Five more Montagnards from Vietnam’s Central Highlands have reached Phnom Penh amidst allegations that Cambodian police officers raped and robbed members of an 80-strong group of asylum seekers before deporting them last week from Mondolkiri province.
Opposition lawmaker Son Chhay called on the Interior Ministry to launch a full investigation into the reports of police brutality. The reports were supported by human rights workers in Mondolkiri Thursday. “I volunteer to join with the investigation team…to ensure the abusive police are penalized based on the law,” Son Chhay wrote in a letter to co-Minister of Interior Sar Kheng.
Mondolkiri Deputy Governor Nha Raing Chan and Chin Sarun, provincial deputy police chief, both denied the allegations Thursday.

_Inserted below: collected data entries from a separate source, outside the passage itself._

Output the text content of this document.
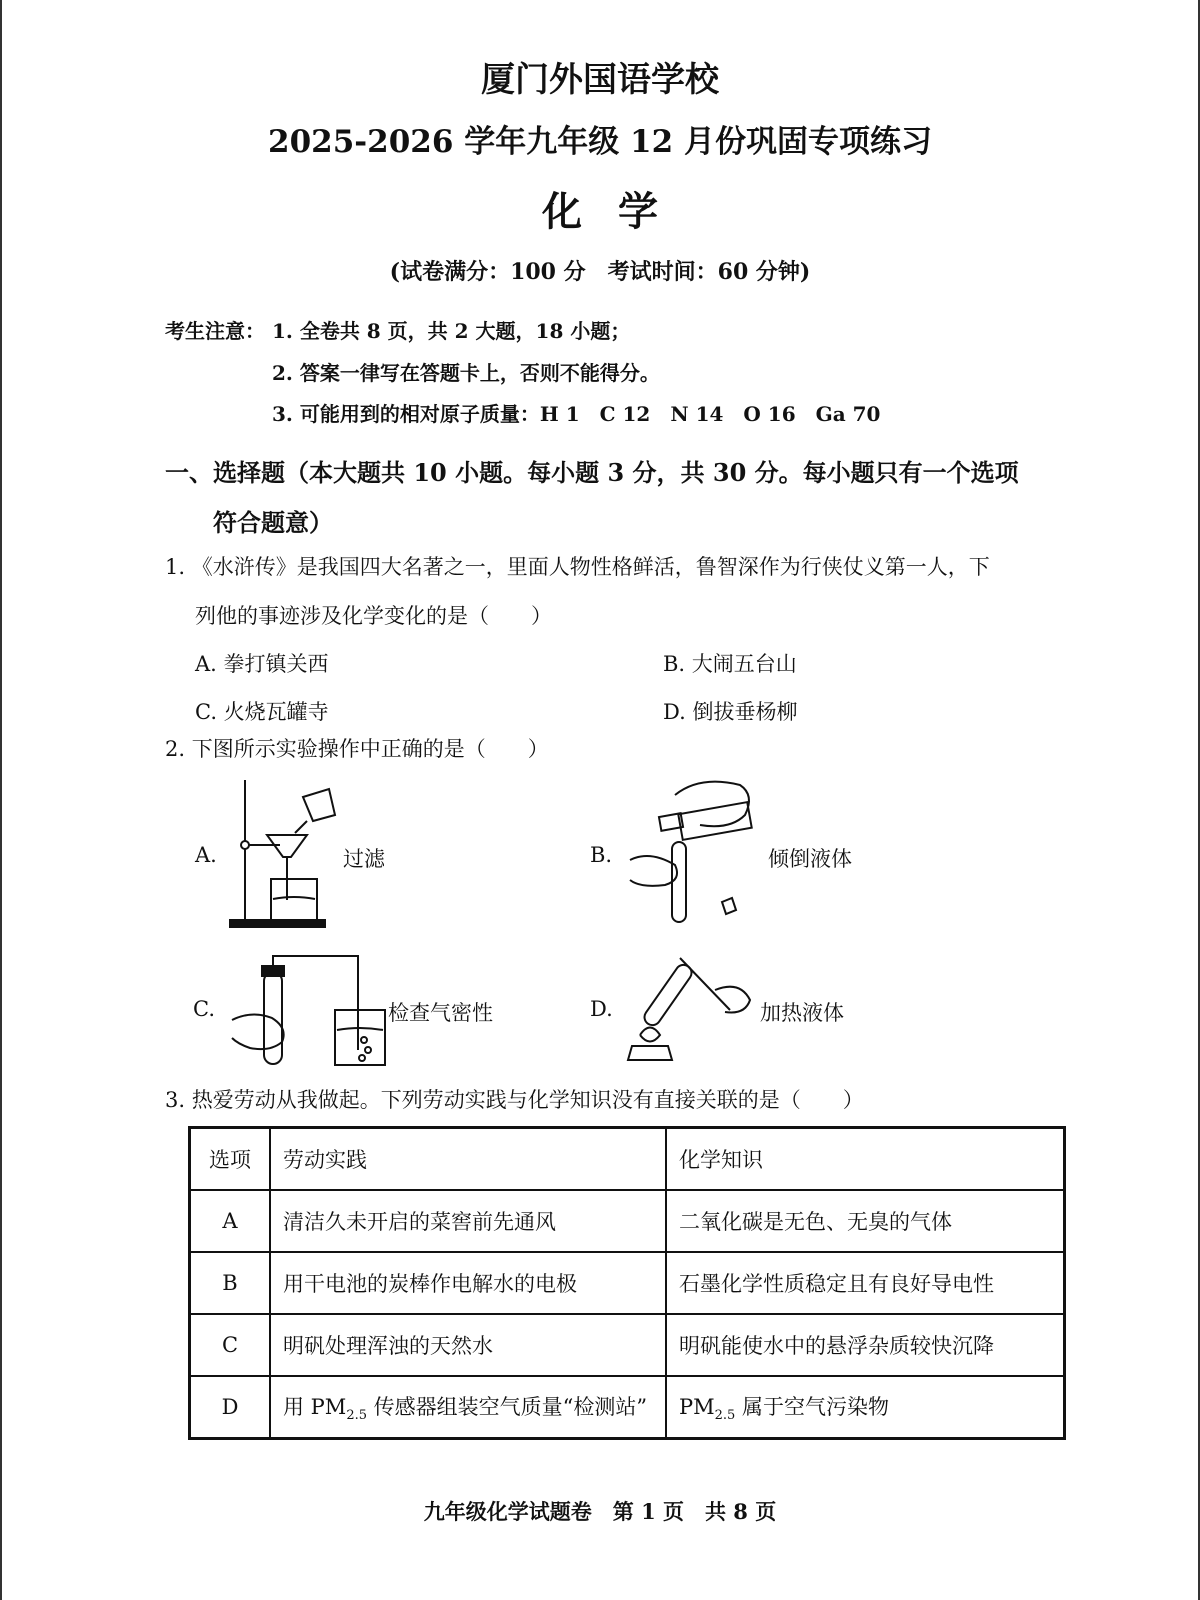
厦门外国语学校
2025-2026 学年九年级 12 月份巩固专项练习
化学
(试卷满分：100 分　考试时间：60 分钟)
考生注意： 1. 全卷共 8 页，共 2 大题，18 小题；
2. 答案一律写在答题卡上，否则不能得分。
3. 可能用到的相对原子质量：H 1　C 12　N 14　O 16　Ga 70
一、选择题（本大题共 10 小题。每小题 3 分，共 30 分。每小题只有一个选项
符合题意）
1. 《水浒传》是我国四大名著之一，里面人物性格鲜活，鲁智深作为行侠仗义第一人，下
列他的事迹涉及化学变化的是（　　）
A. 拳打镇关西	B. 大闹五台山
C. 火烧瓦罐寺	D. 倒拔垂杨柳
2. 下图所示实验操作中正确的是（　　）
A.	过滤	B.	倾倒液体
C.	检查气密性	D.	加热液体
3. 热爱劳动从我做起。下列劳动实践与化学知识没有直接关联的是（　　）
选项	劳动实践	化学知识
A	清洁久未开启的菜窖前先通风	二氧化碳是无色、无臭的气体
B	用干电池的炭棒作电解水的电极	石墨化学性质稳定且有良好导电性
C	明矾处理浑浊的天然水	明矾能使水中的悬浮杂质较快沉降
D	用 $PM_{2.5}$ 传感器组装空气质量“检测站”	$PM_{2.5}$ 属于空气污染物
九年级化学试题卷　第 1 页　共 8 页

Interior Ministry spokesman Khieu Sopheak said Thursday he was unsure if the ministry would launch an investigation. He also said he could not confirm reports that Montagnards had been deported to Vietnam. The government did not deport any “refugees,” but it did deport “illegal Vietnamese immigrants,” he said.
“Our border police know who is a real visitor, illegal immigrant, drug dealer or refugee,” Khieu Sopheak said. “They can tell by the face.”

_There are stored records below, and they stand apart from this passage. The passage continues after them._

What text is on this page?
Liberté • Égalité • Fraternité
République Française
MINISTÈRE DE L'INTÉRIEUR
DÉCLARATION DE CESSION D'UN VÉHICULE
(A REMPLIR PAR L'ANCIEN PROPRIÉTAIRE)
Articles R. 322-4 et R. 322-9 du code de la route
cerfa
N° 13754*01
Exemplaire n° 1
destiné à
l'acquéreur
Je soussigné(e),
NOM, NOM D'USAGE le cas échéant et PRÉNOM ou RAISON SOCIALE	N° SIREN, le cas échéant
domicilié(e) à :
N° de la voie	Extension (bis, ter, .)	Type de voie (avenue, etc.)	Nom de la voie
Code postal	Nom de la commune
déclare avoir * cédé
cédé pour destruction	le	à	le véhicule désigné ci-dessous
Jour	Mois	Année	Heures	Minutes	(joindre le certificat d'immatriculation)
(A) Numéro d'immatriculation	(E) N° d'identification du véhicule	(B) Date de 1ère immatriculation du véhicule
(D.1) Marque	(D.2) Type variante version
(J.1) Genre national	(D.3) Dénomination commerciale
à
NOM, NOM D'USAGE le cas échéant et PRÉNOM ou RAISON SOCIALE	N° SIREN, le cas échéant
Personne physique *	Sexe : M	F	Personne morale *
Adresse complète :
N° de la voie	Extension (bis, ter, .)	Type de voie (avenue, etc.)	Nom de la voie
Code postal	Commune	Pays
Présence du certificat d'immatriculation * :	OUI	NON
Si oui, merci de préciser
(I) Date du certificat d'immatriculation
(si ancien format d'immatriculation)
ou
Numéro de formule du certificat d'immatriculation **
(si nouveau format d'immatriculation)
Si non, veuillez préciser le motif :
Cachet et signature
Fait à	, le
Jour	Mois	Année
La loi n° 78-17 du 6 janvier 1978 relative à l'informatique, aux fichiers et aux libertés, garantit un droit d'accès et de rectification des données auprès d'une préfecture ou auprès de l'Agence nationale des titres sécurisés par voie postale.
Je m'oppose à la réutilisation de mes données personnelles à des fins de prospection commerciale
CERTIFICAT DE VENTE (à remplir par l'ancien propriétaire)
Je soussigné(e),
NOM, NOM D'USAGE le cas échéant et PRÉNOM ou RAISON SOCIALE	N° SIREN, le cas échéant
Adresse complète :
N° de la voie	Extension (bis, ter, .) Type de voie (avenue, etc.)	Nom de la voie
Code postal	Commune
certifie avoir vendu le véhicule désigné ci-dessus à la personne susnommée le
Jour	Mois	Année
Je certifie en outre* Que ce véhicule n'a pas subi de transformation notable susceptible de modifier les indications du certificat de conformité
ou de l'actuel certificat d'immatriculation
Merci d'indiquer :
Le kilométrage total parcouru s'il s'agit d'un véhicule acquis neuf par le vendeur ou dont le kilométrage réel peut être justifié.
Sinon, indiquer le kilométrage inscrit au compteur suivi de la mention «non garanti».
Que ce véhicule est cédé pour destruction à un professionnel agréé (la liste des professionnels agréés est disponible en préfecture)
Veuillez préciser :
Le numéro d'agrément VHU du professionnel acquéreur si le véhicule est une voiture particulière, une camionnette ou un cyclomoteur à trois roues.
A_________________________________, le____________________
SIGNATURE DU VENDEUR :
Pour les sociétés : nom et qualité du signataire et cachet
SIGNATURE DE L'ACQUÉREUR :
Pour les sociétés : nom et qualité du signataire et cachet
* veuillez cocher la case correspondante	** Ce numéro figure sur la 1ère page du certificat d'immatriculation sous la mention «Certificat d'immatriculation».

Two of the five Montagnards to reach Phnom Penh this week arrived Sunday and the rest came on Thursday, said Nikola Mihajlovic, head of the UN refugees agency office in Phnom Penh.
The five men left Vietnam before the Montagnard demonstrations in the Central Highlands on April 10 and April 11, he added. They were “hiding for a long period of time,” Mihajlovic said.
The Interior Ministry has repeatedly accused the UN of smuggling refugees from border areas to Phnom Penh.
Jean-Marie Fakhouri, director of the UN High Commissioner for Refugees’ Asia bureau, said last week “any notion that the UNHCR is acting to lure people across the border is quite ludicrous.”